Federal employees who are working without pay during the federal government shutdown held rallies across the United States calling on the Trump administration and Congress to come to an agreement.
The federal government has been shut down for 20 days while President Donald Trump and Democratic members of Congress feud over funding for border security and a wall along the U.S. and Mexico border. President Trump is asking for over $5 billion for the project, which Democrats won’t approve.
Workers at the Environmental Protection Agency in Edison held a small protest Thursday amid the shutdown.
EPA scientist Edward Guster says that he is feeling frustrated and financially worried.
“I take care of the mortgage and the car payment and the insurance and I had to call them and tell them that we’re going to be missing payments,” said Guster.

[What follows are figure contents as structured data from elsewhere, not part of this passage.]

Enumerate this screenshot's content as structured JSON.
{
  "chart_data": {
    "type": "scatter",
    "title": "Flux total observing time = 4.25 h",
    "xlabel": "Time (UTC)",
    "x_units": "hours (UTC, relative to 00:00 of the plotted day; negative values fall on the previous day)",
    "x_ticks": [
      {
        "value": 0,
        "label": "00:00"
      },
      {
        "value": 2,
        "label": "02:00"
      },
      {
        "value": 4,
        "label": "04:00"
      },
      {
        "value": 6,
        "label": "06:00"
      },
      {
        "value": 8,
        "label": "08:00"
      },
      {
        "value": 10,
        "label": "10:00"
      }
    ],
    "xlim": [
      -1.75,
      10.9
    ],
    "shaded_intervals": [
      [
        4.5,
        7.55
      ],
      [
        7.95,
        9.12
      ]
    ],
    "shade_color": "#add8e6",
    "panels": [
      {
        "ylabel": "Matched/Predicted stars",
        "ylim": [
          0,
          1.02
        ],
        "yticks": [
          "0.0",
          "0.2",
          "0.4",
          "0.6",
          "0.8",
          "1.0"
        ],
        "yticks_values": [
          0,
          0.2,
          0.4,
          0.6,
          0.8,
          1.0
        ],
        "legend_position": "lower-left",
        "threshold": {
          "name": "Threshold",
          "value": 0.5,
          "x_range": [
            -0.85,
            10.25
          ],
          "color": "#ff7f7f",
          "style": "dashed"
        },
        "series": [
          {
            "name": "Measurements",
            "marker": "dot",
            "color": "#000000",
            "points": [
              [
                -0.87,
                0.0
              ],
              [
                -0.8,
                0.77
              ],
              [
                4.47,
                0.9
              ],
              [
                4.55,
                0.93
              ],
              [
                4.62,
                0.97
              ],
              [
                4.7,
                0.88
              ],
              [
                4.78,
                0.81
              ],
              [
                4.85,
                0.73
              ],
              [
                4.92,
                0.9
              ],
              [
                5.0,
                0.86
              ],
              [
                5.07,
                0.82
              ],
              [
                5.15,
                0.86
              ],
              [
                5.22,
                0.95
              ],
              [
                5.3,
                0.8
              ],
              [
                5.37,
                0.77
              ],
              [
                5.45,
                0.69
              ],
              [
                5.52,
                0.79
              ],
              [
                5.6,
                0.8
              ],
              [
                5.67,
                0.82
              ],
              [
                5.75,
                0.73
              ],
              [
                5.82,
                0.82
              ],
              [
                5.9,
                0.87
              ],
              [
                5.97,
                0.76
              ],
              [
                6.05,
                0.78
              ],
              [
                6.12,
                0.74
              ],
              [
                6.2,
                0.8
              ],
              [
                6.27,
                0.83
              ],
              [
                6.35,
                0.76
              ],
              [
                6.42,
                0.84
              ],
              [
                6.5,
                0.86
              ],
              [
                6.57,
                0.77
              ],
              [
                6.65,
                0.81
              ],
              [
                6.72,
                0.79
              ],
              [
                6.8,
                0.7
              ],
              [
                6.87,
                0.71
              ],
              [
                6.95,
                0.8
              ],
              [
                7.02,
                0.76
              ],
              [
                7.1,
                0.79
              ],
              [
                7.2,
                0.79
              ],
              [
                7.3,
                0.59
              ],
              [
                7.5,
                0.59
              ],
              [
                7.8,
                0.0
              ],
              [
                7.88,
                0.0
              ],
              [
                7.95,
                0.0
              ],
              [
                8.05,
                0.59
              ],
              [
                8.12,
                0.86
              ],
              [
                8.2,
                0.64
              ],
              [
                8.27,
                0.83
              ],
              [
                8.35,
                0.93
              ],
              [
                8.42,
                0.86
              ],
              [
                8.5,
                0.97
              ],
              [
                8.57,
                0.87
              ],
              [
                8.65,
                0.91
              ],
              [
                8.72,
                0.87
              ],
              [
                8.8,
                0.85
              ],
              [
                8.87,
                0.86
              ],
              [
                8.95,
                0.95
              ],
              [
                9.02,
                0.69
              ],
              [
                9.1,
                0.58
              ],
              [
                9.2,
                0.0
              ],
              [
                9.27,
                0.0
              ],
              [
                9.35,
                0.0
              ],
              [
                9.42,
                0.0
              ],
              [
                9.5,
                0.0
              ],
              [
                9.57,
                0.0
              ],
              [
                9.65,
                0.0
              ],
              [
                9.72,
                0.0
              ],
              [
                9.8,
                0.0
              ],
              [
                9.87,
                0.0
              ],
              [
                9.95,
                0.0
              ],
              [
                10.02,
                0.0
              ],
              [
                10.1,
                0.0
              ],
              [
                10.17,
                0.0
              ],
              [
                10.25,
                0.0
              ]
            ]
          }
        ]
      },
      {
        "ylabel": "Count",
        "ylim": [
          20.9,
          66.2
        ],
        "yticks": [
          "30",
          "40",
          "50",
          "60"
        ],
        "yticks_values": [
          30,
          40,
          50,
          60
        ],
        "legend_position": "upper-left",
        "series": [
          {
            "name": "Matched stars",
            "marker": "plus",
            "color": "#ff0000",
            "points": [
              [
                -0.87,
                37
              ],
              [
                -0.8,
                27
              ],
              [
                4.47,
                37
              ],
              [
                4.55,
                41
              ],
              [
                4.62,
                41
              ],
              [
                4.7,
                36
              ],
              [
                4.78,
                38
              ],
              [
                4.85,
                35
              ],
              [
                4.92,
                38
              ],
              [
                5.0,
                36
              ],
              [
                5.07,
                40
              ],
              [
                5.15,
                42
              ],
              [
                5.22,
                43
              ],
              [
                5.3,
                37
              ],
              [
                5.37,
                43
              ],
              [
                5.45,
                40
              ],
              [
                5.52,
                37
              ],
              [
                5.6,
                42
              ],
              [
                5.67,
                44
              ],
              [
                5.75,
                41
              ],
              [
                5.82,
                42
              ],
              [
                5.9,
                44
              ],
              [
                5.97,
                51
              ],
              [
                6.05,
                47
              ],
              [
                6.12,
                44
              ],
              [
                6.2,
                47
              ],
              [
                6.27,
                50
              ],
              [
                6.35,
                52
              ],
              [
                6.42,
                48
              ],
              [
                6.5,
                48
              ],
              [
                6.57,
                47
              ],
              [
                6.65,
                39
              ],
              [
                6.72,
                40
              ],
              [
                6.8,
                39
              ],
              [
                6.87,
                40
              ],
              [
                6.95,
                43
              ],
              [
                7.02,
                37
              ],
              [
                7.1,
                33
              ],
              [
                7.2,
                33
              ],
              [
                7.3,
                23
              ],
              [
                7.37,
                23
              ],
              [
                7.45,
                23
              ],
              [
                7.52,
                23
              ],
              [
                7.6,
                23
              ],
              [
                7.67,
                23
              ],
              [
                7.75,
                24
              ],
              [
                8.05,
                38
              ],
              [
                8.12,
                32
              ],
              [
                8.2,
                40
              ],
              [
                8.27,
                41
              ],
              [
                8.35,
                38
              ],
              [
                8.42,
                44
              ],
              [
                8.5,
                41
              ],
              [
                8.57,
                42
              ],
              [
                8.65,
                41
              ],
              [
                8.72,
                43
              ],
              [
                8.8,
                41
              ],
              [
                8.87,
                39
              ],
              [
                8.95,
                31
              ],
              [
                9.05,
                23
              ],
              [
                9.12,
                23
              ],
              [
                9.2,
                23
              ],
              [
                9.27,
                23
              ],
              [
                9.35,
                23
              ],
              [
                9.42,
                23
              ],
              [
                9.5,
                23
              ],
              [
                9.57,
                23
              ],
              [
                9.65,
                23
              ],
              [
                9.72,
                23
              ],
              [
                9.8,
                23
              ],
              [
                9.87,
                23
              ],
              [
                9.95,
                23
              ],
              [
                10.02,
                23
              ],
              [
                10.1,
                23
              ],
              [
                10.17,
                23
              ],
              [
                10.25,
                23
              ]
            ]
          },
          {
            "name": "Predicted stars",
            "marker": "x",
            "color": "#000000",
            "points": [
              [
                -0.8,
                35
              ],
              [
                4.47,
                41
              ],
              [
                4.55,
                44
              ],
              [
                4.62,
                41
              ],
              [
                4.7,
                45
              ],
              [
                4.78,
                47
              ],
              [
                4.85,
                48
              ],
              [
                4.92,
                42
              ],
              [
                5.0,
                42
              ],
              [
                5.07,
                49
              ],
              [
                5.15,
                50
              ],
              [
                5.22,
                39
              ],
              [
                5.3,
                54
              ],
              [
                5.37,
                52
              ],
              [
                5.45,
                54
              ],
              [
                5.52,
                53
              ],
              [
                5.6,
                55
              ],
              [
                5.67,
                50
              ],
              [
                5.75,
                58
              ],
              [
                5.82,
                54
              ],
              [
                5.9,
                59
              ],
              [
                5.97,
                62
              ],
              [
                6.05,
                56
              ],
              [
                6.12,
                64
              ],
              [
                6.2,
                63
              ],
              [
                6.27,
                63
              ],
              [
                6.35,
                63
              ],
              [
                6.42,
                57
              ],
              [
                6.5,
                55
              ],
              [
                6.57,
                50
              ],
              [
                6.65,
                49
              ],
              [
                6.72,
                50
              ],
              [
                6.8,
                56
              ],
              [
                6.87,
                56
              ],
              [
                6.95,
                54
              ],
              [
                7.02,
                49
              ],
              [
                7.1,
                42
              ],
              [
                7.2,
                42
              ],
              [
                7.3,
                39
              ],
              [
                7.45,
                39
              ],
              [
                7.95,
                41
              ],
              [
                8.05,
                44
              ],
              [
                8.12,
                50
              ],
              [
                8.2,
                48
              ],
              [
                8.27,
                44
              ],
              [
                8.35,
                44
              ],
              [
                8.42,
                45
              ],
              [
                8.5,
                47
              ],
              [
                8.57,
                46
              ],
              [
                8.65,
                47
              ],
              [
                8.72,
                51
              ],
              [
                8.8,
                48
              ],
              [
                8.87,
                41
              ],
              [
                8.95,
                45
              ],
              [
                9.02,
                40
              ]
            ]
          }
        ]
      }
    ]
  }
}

Muhammad Bilal Manj, a father of two, says that his wife does not earn enough money to cover their bills while he is on furlough.
“I just canceled my TV service because I won’t be paying bills. And I was applying for lines of credit,” he says.
Many of the workers said that this is not the first government shutdown that they have had to deal with.
“I was in the shutdown in ’95, the one in 2013 and now this one,” says EPA chemist Kim Brandon-Bazile.
During past shutdowns when federal workers were furloughed Congress had decided to pay employees retroactively for the time they were not getting paid. It was not clear retroactive pay would be paid out in this case.
Similar rallies were held in New York City, Washington, D.C and in Kentucky outside the IRS service center.